RedCardinal,
What I love is seeing how many different answers you can get to a simple question when the posters do not READ the original question!!!!!!!!!!!!!!!!
Forget Nickel and primed, these have nothing at all to do with what you are experiencing, only the fact that the brass is NEW.
Very few shooters seem to understand that the expander ball needs to be lubricated when sizing breas, not just the outside of the case. A Carbide insert takes care of the outside librication problem, but most dies still have a plain steel expander ball. With once, or more, fired brass the lubrication is taken care of by residual powder fouling, some of which is Graphite, an excellent dry lubricant. When you start with new cases they have nothing on them for lubrication, they are absolutely clean and they gall on the expander which makes it hard to pull them off the expander, exactly what you are describing!
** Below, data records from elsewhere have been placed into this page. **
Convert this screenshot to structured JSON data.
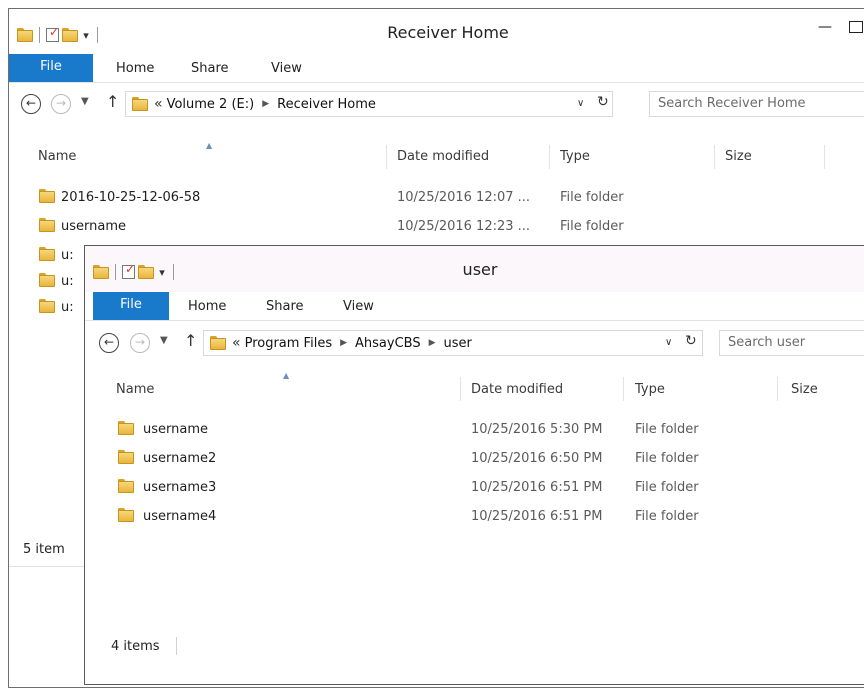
{
  "back_window": {
    "title": "Receiver Home",
    "tabs": [
      "File",
      "Home",
      "Share",
      "View"
    ],
    "address": {
      "prefix": "«",
      "crumbs": [
        "Volume 2 (E:)",
        "Receiver Home"
      ]
    },
    "search_placeholder": "Search Receiver Home",
    "columns": [
      "Name",
      "Date modified",
      "Type",
      "Size"
    ],
    "rows": [
      {
        "name": "2016-10-25-12-06-58",
        "date": "10/25/2016 12:07 ...",
        "type": "File folder"
      },
      {
        "name": "username",
        "date": "10/25/2016 12:23 ...",
        "type": "File folder"
      },
      {
        "name": "u:",
        "date": "",
        "type": ""
      },
      {
        "name": "u:",
        "date": "",
        "type": ""
      },
      {
        "name": "u:",
        "date": "",
        "type": ""
      }
    ],
    "status": "5 item"
  },
  "front_window": {
    "title": "user",
    "tabs": [
      "File",
      "Home",
      "Share",
      "View"
    ],
    "address": {
      "prefix": "«",
      "crumbs": [
        "Program Files",
        "AhsayCBS",
        "user"
      ]
    },
    "search_placeholder": "Search user",
    "columns": [
      "Name",
      "Date modified",
      "Type",
      "Size"
    ],
    "rows": [
      {
        "name": "username",
        "date": "10/25/2016 5:30 PM",
        "type": "File folder"
      },
      {
        "name": "username2",
        "date": "10/25/2016 6:50 PM",
        "type": "File folder"
      },
      {
        "name": "username3",
        "date": "10/25/2016 6:51 PM",
        "type": "File folder"
      },
      {
        "name": "username4",
        "date": "10/25/2016 6:51 PM",
        "type": "File folder"
      }
    ],
    "status": "4 items"
  },
  "icons": {
    "folder": "folder-icon",
    "properties": "properties-icon",
    "back": "back-arrow-icon",
    "forward": "forward-arrow-icon",
    "up": "up-arrow-icon",
    "refresh": "refresh-icon",
    "dropdown": "chevron-down-icon",
    "minimize": "minimize-icon",
    "maximize": "maximize-icon"
  },
  "colors": {
    "accent": "#1979ca",
    "folder": "#e8b53c"
  }
}
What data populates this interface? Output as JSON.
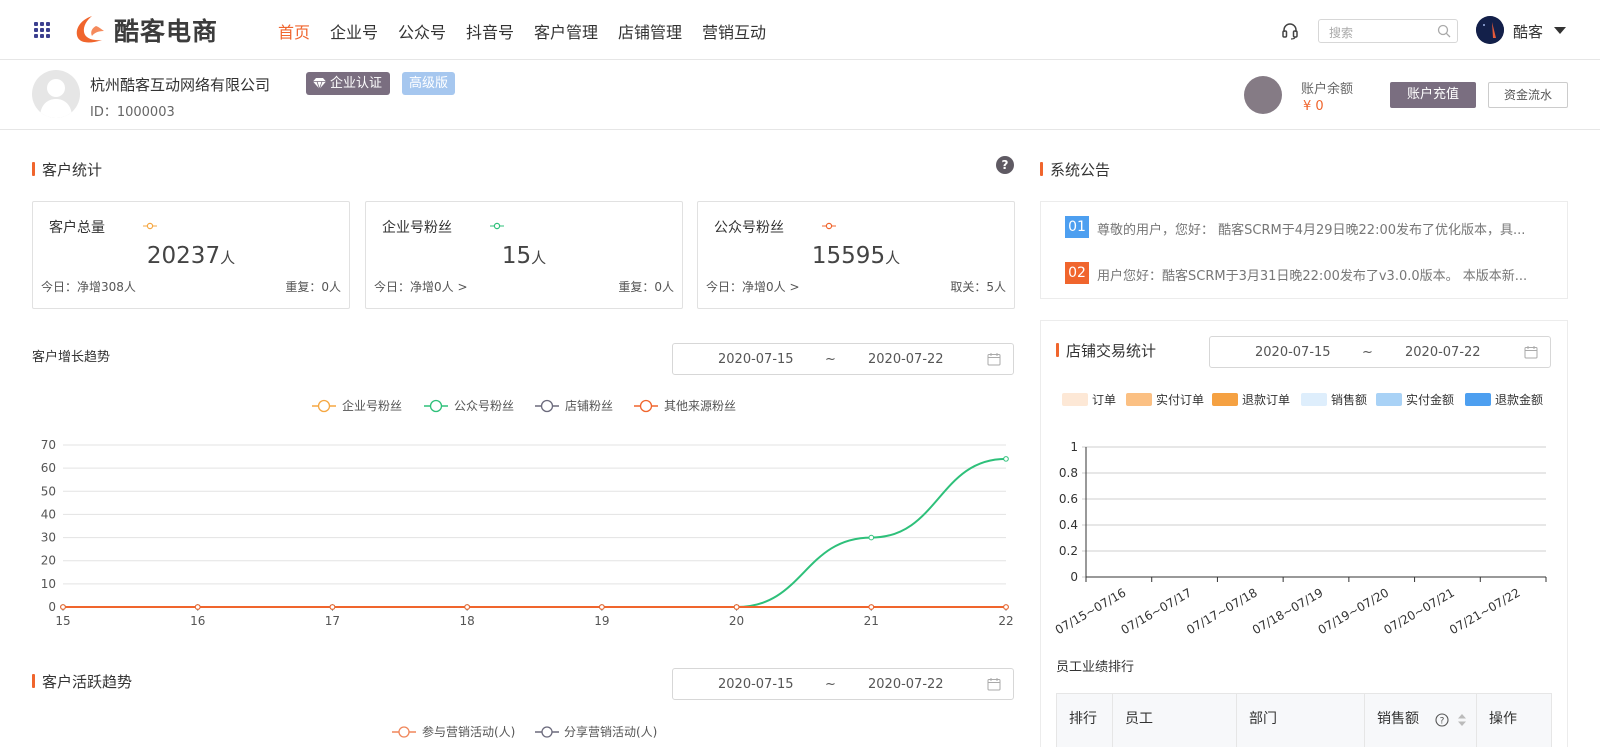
{
  "header": {
    "logo_text": "酷客电商",
    "nav": [
      {
        "label": "首页",
        "active": true
      },
      {
        "label": "企业号",
        "active": false
      },
      {
        "label": "公众号",
        "active": false
      },
      {
        "label": "抖音号",
        "active": false
      },
      {
        "label": "客户管理",
        "active": false
      },
      {
        "label": "店铺管理",
        "active": false
      },
      {
        "label": "营销互动",
        "active": false
      }
    ],
    "search_placeholder": "搜索",
    "user_name": "酷客"
  },
  "company": {
    "name": "杭州酷客互动网络有限公司",
    "id_text": "ID：1000003",
    "cert_badge": "企业认证",
    "version_badge": "高级版",
    "balance_label": "账户余额",
    "balance_value": "¥ 0",
    "recharge_button": "账户充值",
    "flow_button": "资金流水"
  },
  "customer_stats": {
    "title": "客户统计",
    "help": "?",
    "cards": [
      {
        "label": "客户总量",
        "value": "20237",
        "unit": "人",
        "left": "今日：净增308人",
        "right": "重复：0人",
        "dot_color": "#f5a742"
      },
      {
        "label": "企业号粉丝",
        "value": "15",
        "unit": "人",
        "left": "今日：净增0人 >",
        "right": "重复：0人",
        "dot_color": "#2ec07a"
      },
      {
        "label": "公众号粉丝",
        "value": "15595",
        "unit": "人",
        "left": "今日：净增0人 >",
        "right": "取关：5人",
        "dot_color": "#f0652d"
      }
    ]
  },
  "growth_trend": {
    "title": "客户增长趋势",
    "date_start": "2020-07-15",
    "date_sep": "~",
    "date_end": "2020-07-22"
  },
  "active_trend": {
    "title": "客户活跃趋势",
    "date_start": "2020-07-15",
    "date_sep": "~",
    "date_end": "2020-07-22",
    "legend": [
      {
        "name": "参与营销活动(人)",
        "color": "#f0865a"
      },
      {
        "name": "分享营销活动(人)",
        "color": "#6b6a7c"
      }
    ]
  },
  "notices": {
    "title": "系统公告",
    "items": [
      {
        "num": "01",
        "color": "#4d9ff0",
        "text": "尊敬的用户，您好： 酷客SCRM于4月29日晚22:00发布了优化版本，具..."
      },
      {
        "num": "02",
        "color": "#f0652d",
        "text": "用户您好：酷客SCRM于3月31日晚22:00发布了v3.0.0版本。 本版本新..."
      }
    ]
  },
  "store_stats": {
    "title": "店铺交易统计",
    "date_start": "2020-07-15",
    "date_sep": "~",
    "date_end": "2020-07-22",
    "legend": [
      {
        "name": "订单",
        "color": "#fde8d6"
      },
      {
        "name": "实付订单",
        "color": "#fbc083"
      },
      {
        "name": "退款订单",
        "color": "#f5a142"
      },
      {
        "name": "销售额",
        "color": "#deeefc"
      },
      {
        "name": "实付金额",
        "color": "#a9d2f6"
      },
      {
        "name": "退款金额",
        "color": "#4d9ff0"
      }
    ]
  },
  "ranking": {
    "title": "员工业绩排行",
    "columns": [
      "排行",
      "员工",
      "部门",
      "销售额",
      "操作"
    ]
  },
  "chart_data": [
    {
      "type": "line",
      "x": [
        "15",
        "16",
        "17",
        "18",
        "19",
        "20",
        "21",
        "22"
      ],
      "ylim": [
        0,
        70
      ],
      "yticks": [
        "0",
        "10",
        "20",
        "30",
        "40",
        "50",
        "60",
        "70"
      ],
      "grid": true,
      "legend_position": "top-center",
      "series": [
        {
          "name": "企业号粉丝",
          "color": "#f5a742",
          "values": [
            0,
            0,
            0,
            0,
            0,
            0,
            0,
            0
          ]
        },
        {
          "name": "公众号粉丝",
          "color": "#2ec07a",
          "values": [
            0,
            0,
            0,
            0,
            0,
            0,
            30,
            64
          ]
        },
        {
          "name": "店铺粉丝",
          "color": "#6b6a7c",
          "values": [
            0,
            0,
            0,
            0,
            0,
            0,
            0,
            0
          ]
        },
        {
          "name": "其他来源粉丝",
          "color": "#f0652d",
          "values": [
            0,
            0,
            0,
            0,
            0,
            0,
            0,
            0
          ]
        }
      ]
    },
    {
      "type": "bar",
      "categories": [
        "07/15~07/16",
        "07/16~07/17",
        "07/17~07/18",
        "07/18~07/19",
        "07/19~07/20",
        "07/20~07/21",
        "07/21~07/22"
      ],
      "ylim": [
        0,
        1
      ],
      "yticks": [
        "0",
        "0.2",
        "0.4",
        "0.6",
        "0.8",
        "1"
      ],
      "grid": true,
      "legend_position": "top",
      "series": []
    }
  ]
}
How do you solve the galling problem? Simple, lubricate the inside of the case very lightly. You can manually do this with a bore mop with a little case lube on it, or do what 4barrel suggested, this is an excellent bit of information! Unfortunately it shouldn't with new primed brass because of contamination problems. Another way would be to use the Lee "Universal Expander Die" which isn't an expander, but simply a belling tool. If all you are doing is belling by bumping the case mouth with an undersized expander then lubrication isn't needed. Using a .40 or .44 expander die would accomplish the same thing. All you need is a small bevel and make sure the case mouth is round.
The reason you didn't have problems with the plain brass cases is because they had very slightly different dimensions and didn't drag on the expander. This was NOT because of the Nickel plating! The Nickel is only a few microns thick, too little to measure with a micrometer, and not enough to change dimensions.
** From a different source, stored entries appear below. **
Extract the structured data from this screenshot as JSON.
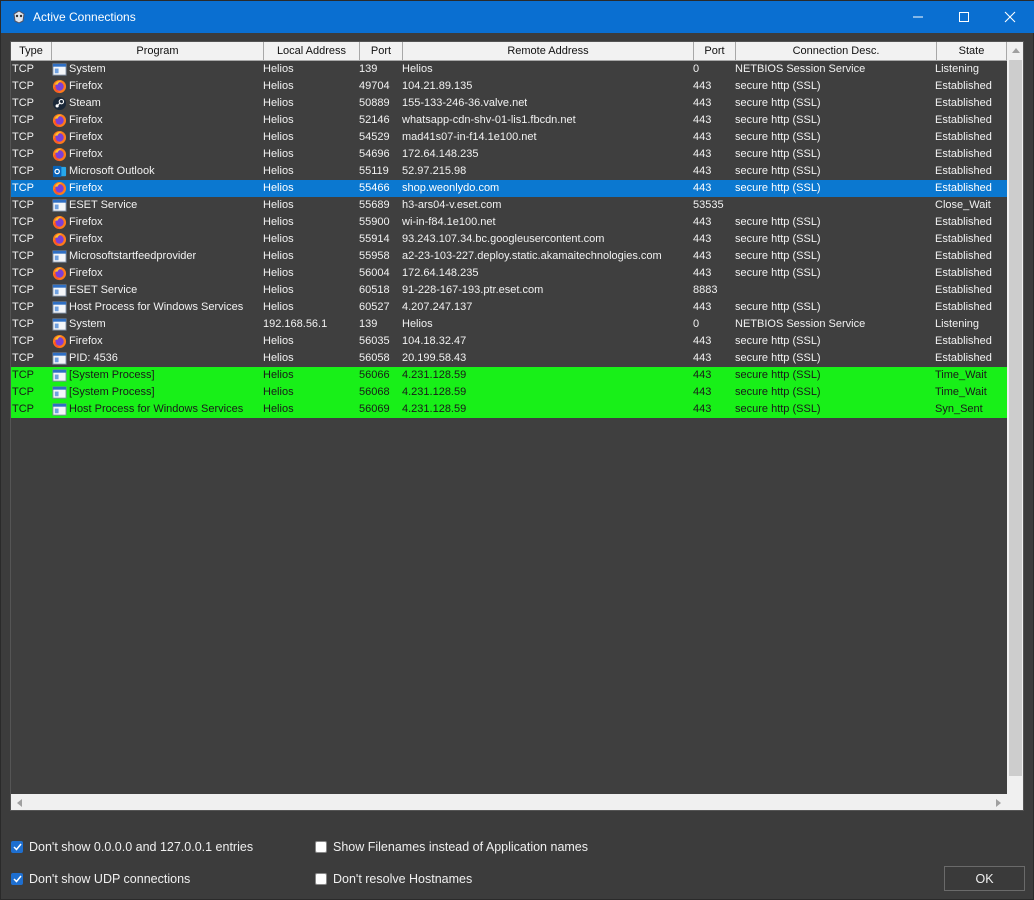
{
  "window": {
    "title": "Active Connections"
  },
  "columns": [
    {
      "label": "Type"
    },
    {
      "label": "Program"
    },
    {
      "label": "Local Address"
    },
    {
      "label": "Port"
    },
    {
      "label": "Remote Address"
    },
    {
      "label": "Port"
    },
    {
      "label": "Connection Desc."
    },
    {
      "label": "State"
    }
  ],
  "rows": [
    {
      "type": "TCP",
      "program": "System",
      "icon": "system-icon",
      "local": "Helios",
      "lport": "139",
      "remote": "Helios",
      "rport": "0",
      "desc": "NETBIOS Session Service",
      "state": "Listening",
      "highlight": "none"
    },
    {
      "type": "TCP",
      "program": "Firefox",
      "icon": "firefox-icon",
      "local": "Helios",
      "lport": "49704",
      "remote": "104.21.89.135",
      "rport": "443",
      "desc": "secure http (SSL)",
      "state": "Established",
      "highlight": "none"
    },
    {
      "type": "TCP",
      "program": "Steam",
      "icon": "steam-icon",
      "local": "Helios",
      "lport": "50889",
      "remote": "155-133-246-36.valve.net",
      "rport": "443",
      "desc": "secure http (SSL)",
      "state": "Established",
      "highlight": "none"
    },
    {
      "type": "TCP",
      "program": "Firefox",
      "icon": "firefox-icon",
      "local": "Helios",
      "lport": "52146",
      "remote": "whatsapp-cdn-shv-01-lis1.fbcdn.net",
      "rport": "443",
      "desc": "secure http (SSL)",
      "state": "Established",
      "highlight": "none"
    },
    {
      "type": "TCP",
      "program": "Firefox",
      "icon": "firefox-icon",
      "local": "Helios",
      "lport": "54529",
      "remote": "mad41s07-in-f14.1e100.net",
      "rport": "443",
      "desc": "secure http (SSL)",
      "state": "Established",
      "highlight": "none"
    },
    {
      "type": "TCP",
      "program": "Firefox",
      "icon": "firefox-icon",
      "local": "Helios",
      "lport": "54696",
      "remote": "172.64.148.235",
      "rport": "443",
      "desc": "secure http (SSL)",
      "state": "Established",
      "highlight": "none"
    },
    {
      "type": "TCP",
      "program": "Microsoft Outlook",
      "icon": "outlook-icon",
      "local": "Helios",
      "lport": "55119",
      "remote": "52.97.215.98",
      "rport": "443",
      "desc": "secure http (SSL)",
      "state": "Established",
      "highlight": "none"
    },
    {
      "type": "TCP",
      "program": "Firefox",
      "icon": "firefox-icon",
      "local": "Helios",
      "lport": "55466",
      "remote": "shop.weonlydo.com",
      "rport": "443",
      "desc": "secure http (SSL)",
      "state": "Established",
      "highlight": "selected"
    },
    {
      "type": "TCP",
      "program": "ESET Service",
      "icon": "system-icon",
      "local": "Helios",
      "lport": "55689",
      "remote": "h3-ars04-v.eset.com",
      "rport": "53535",
      "desc": "",
      "state": "Close_Wait",
      "highlight": "none"
    },
    {
      "type": "TCP",
      "program": "Firefox",
      "icon": "firefox-icon",
      "local": "Helios",
      "lport": "55900",
      "remote": "wi-in-f84.1e100.net",
      "rport": "443",
      "desc": "secure http (SSL)",
      "state": "Established",
      "highlight": "none"
    },
    {
      "type": "TCP",
      "program": "Firefox",
      "icon": "firefox-icon",
      "local": "Helios",
      "lport": "55914",
      "remote": "93.243.107.34.bc.googleusercontent.com",
      "rport": "443",
      "desc": "secure http (SSL)",
      "state": "Established",
      "highlight": "none"
    },
    {
      "type": "TCP",
      "program": "Microsoftstartfeedprovider",
      "icon": "system-icon",
      "local": "Helios",
      "lport": "55958",
      "remote": "a2-23-103-227.deploy.static.akamaitechnologies.com",
      "rport": "443",
      "desc": "secure http (SSL)",
      "state": "Established",
      "highlight": "none"
    },
    {
      "type": "TCP",
      "program": "Firefox",
      "icon": "firefox-icon",
      "local": "Helios",
      "lport": "56004",
      "remote": "172.64.148.235",
      "rport": "443",
      "desc": "secure http (SSL)",
      "state": "Established",
      "highlight": "none"
    },
    {
      "type": "TCP",
      "program": "ESET Service",
      "icon": "system-icon",
      "local": "Helios",
      "lport": "60518",
      "remote": "91-228-167-193.ptr.eset.com",
      "rport": "8883",
      "desc": "",
      "state": "Established",
      "highlight": "none"
    },
    {
      "type": "TCP",
      "program": "Host Process for Windows Services",
      "icon": "system-icon",
      "local": "Helios",
      "lport": "60527",
      "remote": "4.207.247.137",
      "rport": "443",
      "desc": "secure http (SSL)",
      "state": "Established",
      "highlight": "none"
    },
    {
      "type": "TCP",
      "program": "System",
      "icon": "system-icon",
      "local": "192.168.56.1",
      "lport": "139",
      "remote": "Helios",
      "rport": "0",
      "desc": "NETBIOS Session Service",
      "state": "Listening",
      "highlight": "none"
    },
    {
      "type": "TCP",
      "program": "Firefox",
      "icon": "firefox-icon",
      "local": "Helios",
      "lport": "56035",
      "remote": "104.18.32.47",
      "rport": "443",
      "desc": "secure http (SSL)",
      "state": "Established",
      "highlight": "none"
    },
    {
      "type": "TCP",
      "program": "PID: 4536",
      "icon": "system-icon",
      "local": "Helios",
      "lport": "56058",
      "remote": "20.199.58.43",
      "rport": "443",
      "desc": "secure http (SSL)",
      "state": "Established",
      "highlight": "none"
    },
    {
      "type": "TCP",
      "program": "[System Process]",
      "icon": "system-icon",
      "local": "Helios",
      "lport": "56066",
      "remote": "4.231.128.59",
      "rport": "443",
      "desc": "secure http (SSL)",
      "state": "Time_Wait",
      "highlight": "green"
    },
    {
      "type": "TCP",
      "program": "[System Process]",
      "icon": "system-icon",
      "local": "Helios",
      "lport": "56068",
      "remote": "4.231.128.59",
      "rport": "443",
      "desc": "secure http (SSL)",
      "state": "Time_Wait",
      "highlight": "green"
    },
    {
      "type": "TCP",
      "program": "Host Process for Windows Services",
      "icon": "system-icon",
      "local": "Helios",
      "lport": "56069",
      "remote": "4.231.128.59",
      "rport": "443",
      "desc": "secure http (SSL)",
      "state": "Syn_Sent",
      "highlight": "green"
    }
  ],
  "options": {
    "hide_local": {
      "label": "Don't show 0.0.0.0 and 127.0.0.1 entries",
      "checked": true
    },
    "hide_udp": {
      "label": "Don't show UDP connections",
      "checked": true
    },
    "show_filenames": {
      "label": "Show Filenames instead of Application names",
      "checked": false
    },
    "no_resolve": {
      "label": "Don't resolve Hostnames",
      "checked": false
    }
  },
  "ok_button": {
    "label": "OK"
  },
  "colors": {
    "titlebar": "#0a6fd1",
    "selected": "#0b78d0",
    "green": "#18f018",
    "grid_bg": "#3f3f3f"
  }
}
These cases may have been some intended for a military specification run of ammunition which would explain the black material inside the case mouth (I think that was what you were trying to say!). This would have been a bitumastic sealer that is commonly used in military ammunition as a sealer.
Before doing anything else, take your expander die apart and polish the expander button to remove whatever galling there already is on it.